Daily trimming and general algae hand-removal about 10-15 minutes.

Specs:
ADA Mini L - ~9 gallons
36w 8,000k lighting
Pressurized Co2
Substrate: Aquasoil Amazonia II

Flora:
Eleocharis Parvula (dwarf hairgrass)
HC

Unintentionally, UG and mini microsword that were originally going to be used in the aquascape, but removed and continually pop up at random everytime I think I've completely removed them.

Fauna:
Microrasboras Kubotai - their shade of green and clear nature makes it so they don't overpower the plant colors, yet are distinguishable enough to make an impact. As a side note, these guys are extremely fragile.
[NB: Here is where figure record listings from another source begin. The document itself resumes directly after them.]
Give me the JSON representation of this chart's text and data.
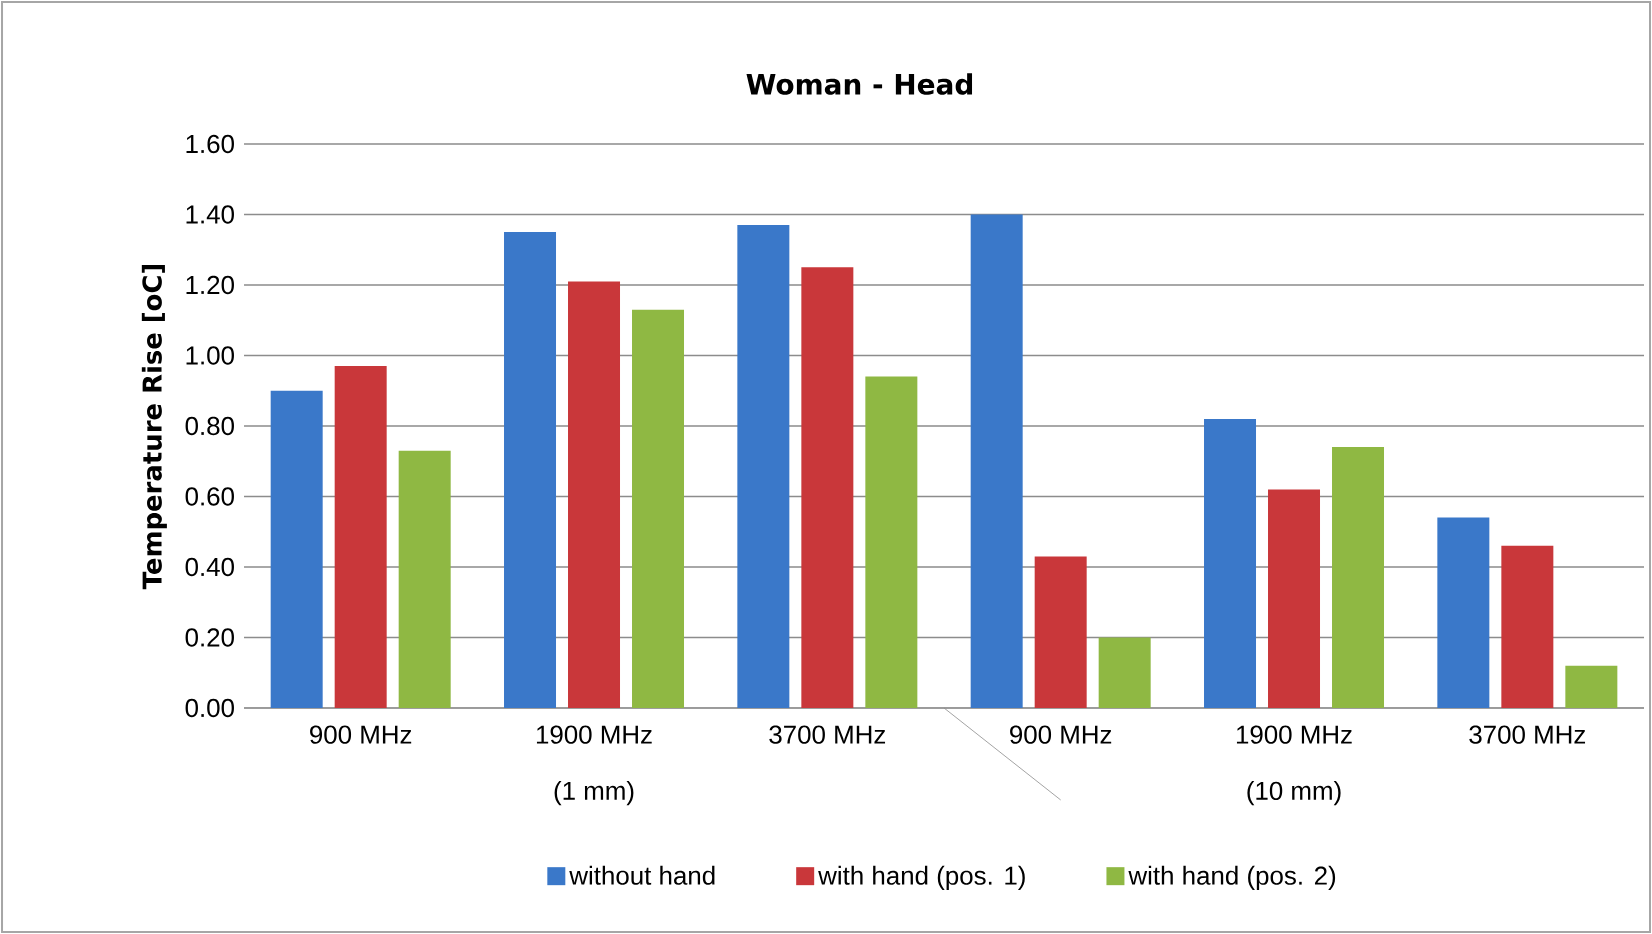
{
  "chart_data": {
    "type": "bar",
    "title": "Woman -  Head",
    "ylabel": "Temperature Rise  [oC]",
    "categories": [
      "900 MHz",
      "1900 MHz",
      "3700 MHz",
      "900 MHz",
      "1900 MHz",
      "3700 MHz"
    ],
    "annotations": [
      "(1 mm)",
      "(10 mm)"
    ],
    "series": [
      {
        "name": "without hand",
        "color": "#3a78c9",
        "values": [
          0.9,
          1.35,
          1.37,
          1.4,
          0.82,
          0.54
        ]
      },
      {
        "name": "with hand (pos. 1)",
        "color": "#c9373a",
        "values": [
          0.97,
          1.21,
          1.25,
          0.43,
          0.62,
          0.46
        ]
      },
      {
        "name": "with hand (pos. 2)",
        "color": "#8fb843",
        "values": [
          0.73,
          1.13,
          0.94,
          0.2,
          0.74,
          0.12
        ]
      }
    ],
    "ylim": [
      0,
      1.6
    ],
    "yticks": [
      {
        "value": 0,
        "label": "0.00"
      },
      {
        "value": 0.2,
        "label": "0.20"
      },
      {
        "value": 0.4,
        "label": "0.40"
      },
      {
        "value": 0.6,
        "label": "0.60"
      },
      {
        "value": 0.8,
        "label": "0.80"
      },
      {
        "value": 1.0,
        "label": "1.00"
      },
      {
        "value": 1.2,
        "label": "1.20"
      },
      {
        "value": 1.4,
        "label": "1.40"
      },
      {
        "value": 1.6,
        "label": "1.60"
      }
    ],
    "grid": "y",
    "legend": "bottom"
  }
}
Neocardinia Japonica - I dislike algae.

Crystal Red Shrimp, S grade Japanese bloodline - these small guys are the 'jewels' of the aquascape. Although the camera settings don't give justice to their red color, they act as 'surprising' elements in the scape. Spending most of their time hidden in the thickets, they pop out to explore the rest of the layout creating an instant attraction to their activities.

Camera settings of note:

white balance: incandescent - this brings out the green of the plants, doesn't really color red very well though (as seen in CRS)

Photoshopping:

Resizing to fit competition standard.


----------



## Navarro (Feb 12, 2004)

Very nice work your tank looks clean and well maintained I am no expert when it comes to creating an iwagumi garden but I understand the importance of using odd numbers, using a main and support rock and it seems like you understand that very well and due to a change you decided to use your rocks in such different way.
Looking at the first picture I find the rocks too similar in size but you already know that other than that all I can say is a very nice clean cut design but the rock work could be better and by all means I don’t mean it in a disrespectful way work more on your hardscape the rest you already know it.
Originality 10	
Cleanliness 20 
Composition 10
Difficulty 15


----------



## Phil Edwards (Jan 22, 2004)

Originality 6
Cleanliness 15
Composition 17
Difficulty 10


----------



## orlando (Feb 14, 2007)

Beautiful rocks and healthy plants. 

Originality 11
Cleanliness 18
Composition 15
Difficulty 10


----------



## davemonkey (Mar 29, 2008)

Total Score

Originality - 27
Cleanliness - 53
Composition -42
Difficulty - 35

Members' Choice Points - 8

Total - 165


----------



## Seattle_Aquarist (Mar 7, 2008)

Hi Francis,

I think I saw that tank in the GSAS Home Show last month; it still looks great! Nice Effort!


----------



## SpyderSpy6 (Jun 29, 2010)

Awesome Tank!


----------



## fishyjoe24 (May 18, 2010)

very nice tank, two thumbs up. oh I also like how you would trim the dwarf hair grass and move it forward so there would be no baby tears vs hair grass. your tank gives me Ideals for a empty 5 gallon tank I have.


----------